Через неделю службы из полка донесся слух, что к ним с проверкой собирается прибыть пехотный генерал-инфантери. Это сообщение со скоростью беглого огня распространилось по батальонам и далее по ротам и взводам. Точный срок его прибытия не знал никто. И в штабе батальона ничего определенного сказать не могли. Канцелярские работники пожимали плечами, что означало: не мешайте выполнять нам свои обязанности. Если знаем, то не проболтаемся, придет время, вам объявят. Адъютант генерала, которого дважды засекли в штабе полка, знал только одно, что генерал прибудет, обязательно прибудет, но вот когда, это неизвестно, ждите.

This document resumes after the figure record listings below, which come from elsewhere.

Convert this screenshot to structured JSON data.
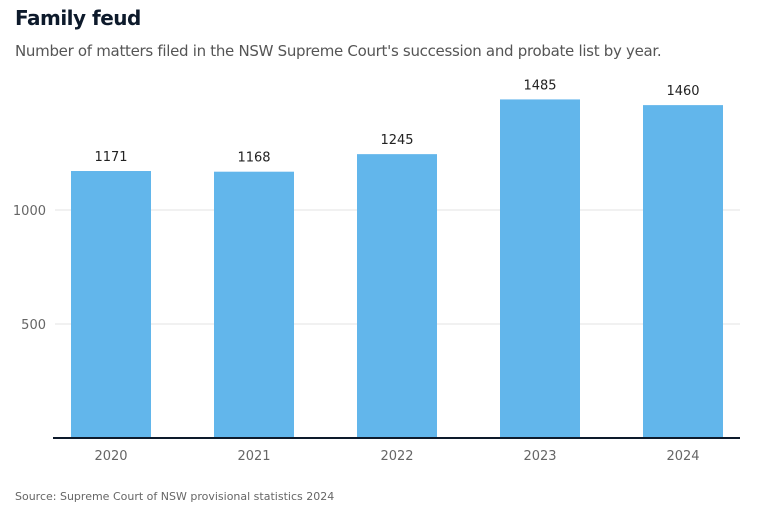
{
  "chart_data": {
    "type": "bar",
    "title": "Family feud",
    "subtitle": "Number of matters filed in the NSW Supreme Court's succession and probate list by year.",
    "categories": [
      "2020",
      "2021",
      "2022",
      "2023",
      "2024"
    ],
    "values": [
      1171,
      1168,
      1245,
      1485,
      1460
    ],
    "data_labels": [
      "1171",
      "1168",
      "1245",
      "1485",
      "1460"
    ],
    "yticks": [
      500,
      1000
    ],
    "ytick_labels": [
      "500",
      "1000"
    ],
    "ylim": [
      0,
      1500
    ],
    "xlabel": "",
    "ylabel": "",
    "grid": true,
    "bar_color": "#62b6eb",
    "source": "Source: Supreme Court of NSW provisional statistics 2024"
  }
}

После зимних холодов особых наступательных операций не проводилось. У немцев возникли проблемы с подвозом, с ружейным маслом, которое замерзало на морозе в минус двадцать градусов. Требовался глицерин, но и его подвозили не всегда вовремя. Синтетический бензин не подавался в карбюраторы, автомашины глохли, плохо двигались. Все переключались на лошадей, на тягловую силу. Но и животные не выдерживали низкую минусовую температуру. Им требовались отапливаемые помещения. А где доставать для них корм?

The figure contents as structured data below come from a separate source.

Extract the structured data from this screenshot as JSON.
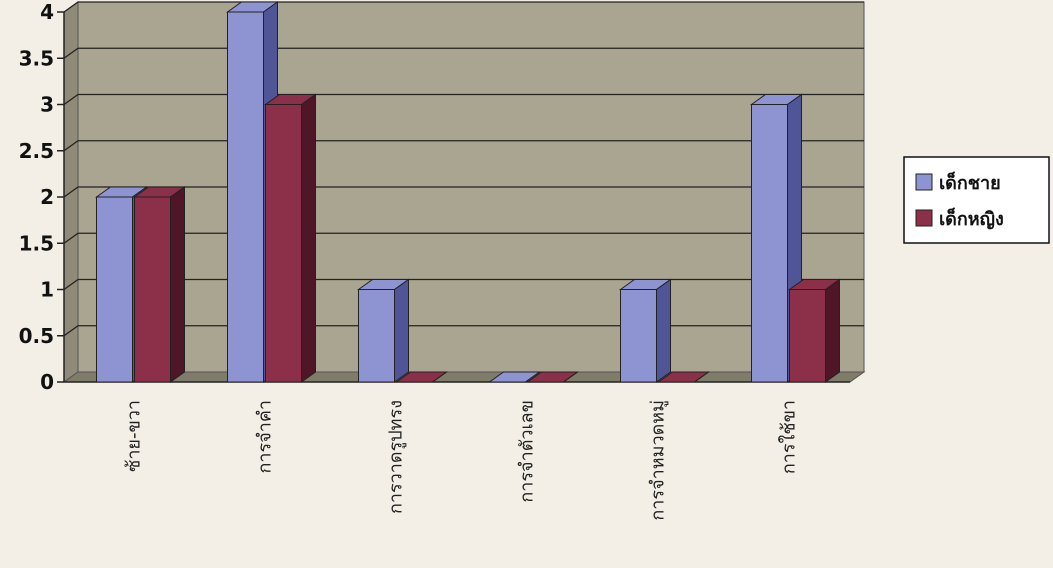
{
  "chart_data": {
    "type": "bar",
    "title": "",
    "xlabel": "",
    "ylabel": "",
    "ylim": [
      0,
      4
    ],
    "yticks": [
      "0",
      "0.5",
      "1",
      "1.5",
      "2",
      "2.5",
      "3",
      "3.5",
      "4"
    ],
    "categories": [
      "ซ้าย-ขวา",
      "การจำคำ",
      "การวาดรูปทรง",
      "การจำตัวเลข",
      "การจำหมวดหมู่",
      "การใช้ขา"
    ],
    "series": [
      {
        "name": "เด็กชาย",
        "values": [
          2,
          4,
          1,
          0,
          1,
          3
        ]
      },
      {
        "name": "เด็กหญิง",
        "values": [
          2,
          3,
          0,
          0,
          0,
          1
        ]
      }
    ],
    "grid": true,
    "legend_position": "right"
  },
  "colors": {
    "plot_background": "#a9a590",
    "boys_front": "#8e94d2",
    "boys_side": "#4f5596",
    "girls_front": "#8c2f48",
    "girls_side": "#4e1626"
  }
}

Только с началом апреля мороз начал отступать, солнце все дольше зависало на небе, и временами оно так пригревало землю, что начинали течь ручьи. Пехотный батальон вместе с полком оберста Эльснера отходил в Белоруссию на заранее подготовленные позиции. Вернее, не отходил, а откатывался. Говорили, что фронт проявлял эластичность. Увы, но прежние оставленные позиции уже никак нельзя было назвать укрепленными. Партизаны постарались разрушить их, траншеи взрывали, окопы засыпали, доты уничтожали. Так что многие оборонительные рубежи приходилось создавать заново. Как говорило высшее начальство, тактическое выравнивание фронта столкнулось с непредвиденными сложностями. На самом деле это было отступление. С боями, с потерями, со встречными атаками, но все же отступление.
Генерал был участником сражений с первого дня войны. Он испытал радость побед в летней кампании, пережил неудачу разгрома под заснеженной Москвой. Он видел обмороженных солдат без зимней одежды и потому ругался с хозяйственниками и снабженцами, которые в самые холода оставили солдат и офицеров без теплых вещей. И сам невольно повторял путь Наполеона – сидя в закрытом «опеле», двигался от Москвы, в сторону Смоленска.